La Mauritius Drama League a présenté, au courant de la semaine dernière, sa version en créole de la pièce A Midsummer Night’s Dream de William Shakespeare. En 1 h 45 minutes, les artistes rodriguais ont démontré tous leurs talents scéniques alternant danse, slam, chant et comédie. Les dialogues comiques, le décor typiquement rodriguais et le rythme du séga tambour font de cette pièce un régal.
Le pari était audacieux mais la Mauritian Drama League a tenu haut la gageure avec sa version créole de A Midsummer Night’s Dream de Shakespeare. Enn Swar An Ete est un bon moment de détente tout en permettant aux collégiens qui étudient l’oeuvre de Shakespeare de mieux comprendre la pièce. Les comédiens rodriguais sont à la hauteur et illustrent leur formidable polyvalence artistique en alternant dramaturgie, danse, chant et slam. La mise en scène d’Anon Panyandee est très réussie, tout comme l’adaptation signée Bhishmadev Seebaluck.
Intrigue.
La pièce commence par un numéro de danse où un couple se déhanche accompagné par des notes de guitare romantiques.
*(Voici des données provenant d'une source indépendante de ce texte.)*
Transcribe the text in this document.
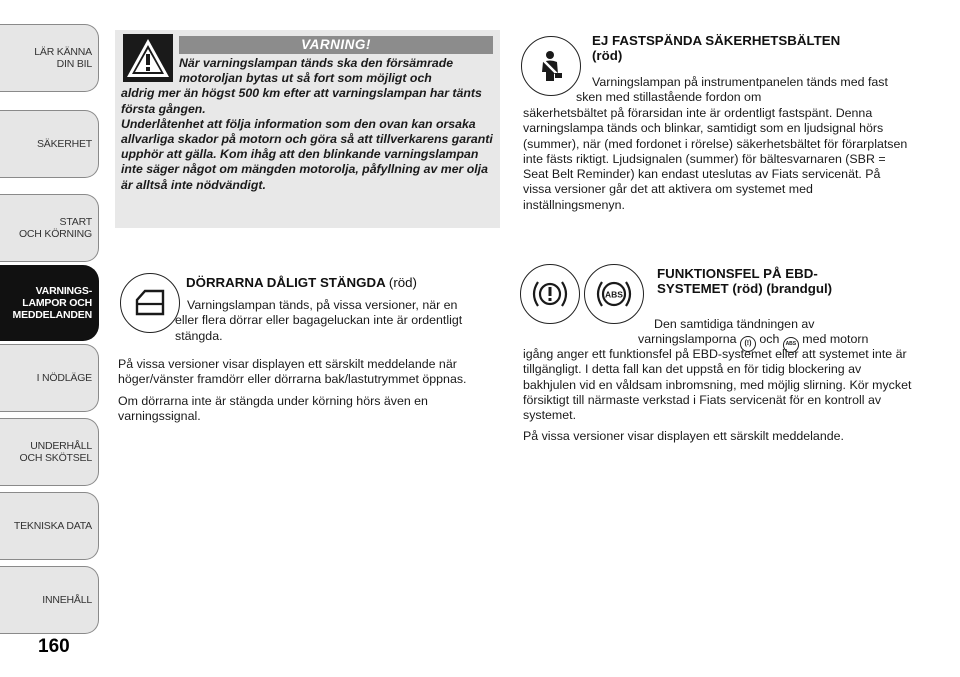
LÄR KÄNNA
DIN BIL
SÄKERHET
START
OCH KÖRNING
VARNINGS-
LAMPOR OCH
MEDDELANDEN
I NÖDLÄGE
UNDERHÅLL
OCH SKÖTSEL
TEKNISKA DATA
INNEHÅLL
160
VARNING!
När varningslampan tänds ska den försämrade motoroljan bytas ut så fort som möjligt och
aldrig mer än högst 500 km efter att varningslampan har tänts första gången.
Underlåtenhet att följa information som den ovan kan orsaka allvarliga skador på motorn och göra så att tillverkarens garanti upphör att gälla. Kom ihåg att den blinkande varningslampan inte säger något om mängden motorolja, påfyllning av mer olja är alltså inte nödvändigt.
EJ FASTSPÄNDA SÄKERHETSBÄLTEN
(röd)
Varningslampan på instrumentpanelen tänds med fast sken med stillastående fordon om
säkerhetsbältet på förarsidan inte är ordentligt fastspänt. Denna varningslampa tänds och blinkar, samtidigt som en ljudsignal hörs (summer), när (med fordonet i rörelse) säkerhetsbältet för förarplatsen inte fästs riktigt. Ljudsignalen (summer) för bältesvarnaren (SBR = Seat Belt Reminder) kan endast uteslutas av Fiats servicenät. På vissa versioner går det att aktivera om systemet med inställningsmenyn.
DÖRRARNA DÅLIGT STÄNGDA (röd)
Varningslampan tänds, på vissa versioner, när en eller flera dörrar eller bagageluckan inte är ordentligt stängda.

På vissa versioner visar displayen ett särskilt meddelande när höger/vänster framdörr eller dörrarna bak/lastutrymmet öppnas.

Om dörrarna inte är stängda under körning hörs även en varningssignal.

ABS
FUNKTIONSFEL PÅ EBD-
SYSTEMET (röd) (brandgul)
Den samtidiga tändningen av
varningslamporna (!) och ABS med motorn

igång anger ett funktionsfel på EBD-systemet eller att systemet inte är tillgängligt. I detta fall kan det uppstå en för tidig blockering av bakhjulen vid en våldsam inbromsning, med möjlig slirning. Kör mycket försiktigt till närmaste verkstad i Fiats servicenät för en kontroll av systemet.

På vissa versioner visar displayen ett särskilt meddelande.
En arrière-plan, une voix parle de l’amour qui est “enn lafors extraordiner”. On entre ensuite dans le vif du sujet. Comme annoncé par le metteur en scène Anon Payendee, l’intrigue de la pièce a été transposée dans un contexte rodriguais avec l’arrivée des principaux personnages que sont Ermionn et son amoureux Alexandre. Ils sont venus défendre leur amour tandis que le père de la jeune fille implore le gouverneur de Rodrigues d’appliquer une vieille loi qui permet de mettre à mort toute fille qui n’accepte pas d’épouser le garçon que son père lui a choisi.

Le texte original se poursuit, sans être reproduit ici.